Zdajemy sobie jednak spraw, że nie unikniemy zarzutu o prowadzenie działalności politycznej. Zakres spraw, które u nas traktuje się jako sprawy polityczne jest bowiem niezmiernie szeroki i obejmuje prawie wszystko z wyjątkiem wycieczek na grzyby. [...]
Nasza działalność jest legalna i zgodna z prawem. Każdy człowiek ma naturalne prawo do obrony, do sprawiedliwości i do godnego życia – gwarantuje nam to Konstytucja PRL oraz międzynarodowe konwencje i umowy dotyczące praw ludzkich i obywatelskich. Działalność związkowa jest pod szczególną ochroną prawną.
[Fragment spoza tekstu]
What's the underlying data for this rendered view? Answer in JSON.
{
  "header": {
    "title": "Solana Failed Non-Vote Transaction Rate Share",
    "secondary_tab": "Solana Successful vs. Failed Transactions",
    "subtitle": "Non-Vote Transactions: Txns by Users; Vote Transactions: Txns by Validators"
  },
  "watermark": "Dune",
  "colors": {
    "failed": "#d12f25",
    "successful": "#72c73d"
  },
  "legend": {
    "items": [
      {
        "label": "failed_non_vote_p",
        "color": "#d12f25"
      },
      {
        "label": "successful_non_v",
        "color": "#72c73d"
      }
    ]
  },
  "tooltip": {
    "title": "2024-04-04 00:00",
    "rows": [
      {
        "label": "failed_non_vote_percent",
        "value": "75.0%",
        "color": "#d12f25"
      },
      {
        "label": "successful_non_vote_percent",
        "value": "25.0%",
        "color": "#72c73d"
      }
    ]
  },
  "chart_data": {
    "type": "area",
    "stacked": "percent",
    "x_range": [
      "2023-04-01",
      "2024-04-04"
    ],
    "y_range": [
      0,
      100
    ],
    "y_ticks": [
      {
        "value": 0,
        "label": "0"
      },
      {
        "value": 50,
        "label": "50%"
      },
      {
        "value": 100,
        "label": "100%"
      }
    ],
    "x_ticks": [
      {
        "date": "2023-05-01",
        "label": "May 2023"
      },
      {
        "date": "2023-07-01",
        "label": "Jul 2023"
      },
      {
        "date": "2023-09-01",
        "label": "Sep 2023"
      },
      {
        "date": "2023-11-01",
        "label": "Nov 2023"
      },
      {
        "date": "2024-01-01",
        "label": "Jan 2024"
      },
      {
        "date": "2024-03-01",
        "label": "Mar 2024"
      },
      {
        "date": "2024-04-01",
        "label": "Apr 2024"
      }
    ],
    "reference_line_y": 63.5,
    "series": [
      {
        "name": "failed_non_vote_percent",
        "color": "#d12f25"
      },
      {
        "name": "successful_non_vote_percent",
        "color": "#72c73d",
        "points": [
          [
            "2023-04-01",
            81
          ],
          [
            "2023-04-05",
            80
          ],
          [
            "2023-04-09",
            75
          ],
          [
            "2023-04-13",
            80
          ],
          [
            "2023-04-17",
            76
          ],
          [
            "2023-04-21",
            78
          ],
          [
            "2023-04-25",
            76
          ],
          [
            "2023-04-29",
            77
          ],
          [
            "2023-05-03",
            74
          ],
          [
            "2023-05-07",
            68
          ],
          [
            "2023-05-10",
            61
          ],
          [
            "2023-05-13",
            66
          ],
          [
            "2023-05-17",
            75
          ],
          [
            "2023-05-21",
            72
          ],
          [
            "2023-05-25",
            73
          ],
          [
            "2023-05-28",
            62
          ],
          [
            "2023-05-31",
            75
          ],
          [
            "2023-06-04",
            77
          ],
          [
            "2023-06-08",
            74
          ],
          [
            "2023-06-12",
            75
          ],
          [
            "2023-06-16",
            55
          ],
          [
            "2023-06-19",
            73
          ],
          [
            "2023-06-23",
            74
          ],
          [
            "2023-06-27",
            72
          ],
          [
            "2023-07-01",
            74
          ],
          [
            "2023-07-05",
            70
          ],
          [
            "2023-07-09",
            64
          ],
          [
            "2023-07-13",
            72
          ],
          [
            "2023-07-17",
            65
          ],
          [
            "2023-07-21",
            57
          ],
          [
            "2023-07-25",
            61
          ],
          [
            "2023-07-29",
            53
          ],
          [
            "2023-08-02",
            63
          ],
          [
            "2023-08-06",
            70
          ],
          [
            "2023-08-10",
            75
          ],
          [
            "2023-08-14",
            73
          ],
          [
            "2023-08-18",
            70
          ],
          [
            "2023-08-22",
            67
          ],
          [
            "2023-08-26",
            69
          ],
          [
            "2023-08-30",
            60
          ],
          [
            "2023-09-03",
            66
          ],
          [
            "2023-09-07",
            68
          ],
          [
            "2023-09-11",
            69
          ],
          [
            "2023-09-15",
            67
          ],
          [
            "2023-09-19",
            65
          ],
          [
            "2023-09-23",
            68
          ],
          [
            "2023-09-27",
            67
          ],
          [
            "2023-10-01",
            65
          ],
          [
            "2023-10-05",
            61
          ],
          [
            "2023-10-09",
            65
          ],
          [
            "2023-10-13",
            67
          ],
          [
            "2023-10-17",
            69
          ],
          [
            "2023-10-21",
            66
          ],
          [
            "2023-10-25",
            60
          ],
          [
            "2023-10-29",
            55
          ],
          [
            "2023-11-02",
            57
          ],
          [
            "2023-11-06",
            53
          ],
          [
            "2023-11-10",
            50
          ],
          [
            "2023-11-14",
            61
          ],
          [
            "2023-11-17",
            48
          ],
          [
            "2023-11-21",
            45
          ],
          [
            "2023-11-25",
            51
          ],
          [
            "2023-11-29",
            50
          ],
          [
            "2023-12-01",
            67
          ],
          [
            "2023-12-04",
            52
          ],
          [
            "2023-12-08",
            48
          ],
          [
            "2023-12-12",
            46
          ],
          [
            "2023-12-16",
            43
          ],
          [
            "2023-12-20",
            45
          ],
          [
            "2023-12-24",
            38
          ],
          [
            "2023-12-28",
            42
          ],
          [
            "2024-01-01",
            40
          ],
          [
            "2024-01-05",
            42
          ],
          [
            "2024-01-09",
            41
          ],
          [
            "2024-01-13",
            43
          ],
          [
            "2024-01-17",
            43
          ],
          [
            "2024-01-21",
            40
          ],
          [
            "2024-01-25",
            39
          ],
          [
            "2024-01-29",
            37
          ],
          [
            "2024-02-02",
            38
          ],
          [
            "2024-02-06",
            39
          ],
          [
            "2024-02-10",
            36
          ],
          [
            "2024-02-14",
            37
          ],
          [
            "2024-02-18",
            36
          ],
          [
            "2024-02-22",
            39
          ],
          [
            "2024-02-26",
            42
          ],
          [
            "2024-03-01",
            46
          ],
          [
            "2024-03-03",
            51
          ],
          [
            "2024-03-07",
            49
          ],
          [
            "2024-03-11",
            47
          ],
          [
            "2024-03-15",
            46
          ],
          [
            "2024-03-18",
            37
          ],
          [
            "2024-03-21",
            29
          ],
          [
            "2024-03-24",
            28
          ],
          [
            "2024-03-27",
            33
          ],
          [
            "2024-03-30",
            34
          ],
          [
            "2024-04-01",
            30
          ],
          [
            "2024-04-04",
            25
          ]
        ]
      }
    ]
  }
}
Początkowo w składzie Komitetu Założycielskiego WZZ Wybrzeża byli Andrzej Gwiazda, Krzysztof Wyszkowski i Antoni Sokołowski. Niedługo po jego powstaniu na miejsce Sokołowskiego wszedł Edwin Myszk (jak się okazało dzięki informacjom funkcjonariuszaSB MSW z Gdańska Adama Hodysza, który współpracował z WZZ Wybrzeża Edwin Myszk był TW SB MSW), a w lipcu 1978 – na miejsce Krzysztofa Wyszkowskiego – Andrzej Bulc, którego w maju 1980 zastąpił Jan Karandziej[3][4][5][6][7].
↑Joanna Duda-Gwiazda napisała w Biuletynie MKZ NSZZ „Solidarność” z 1981 r., że było to „w przeddzień 1 maja”, natomiast Krzysztof Wyszkowski w jednym z wywiadów powiedział, że za faktyczny początek należałoby uznać 1 maja.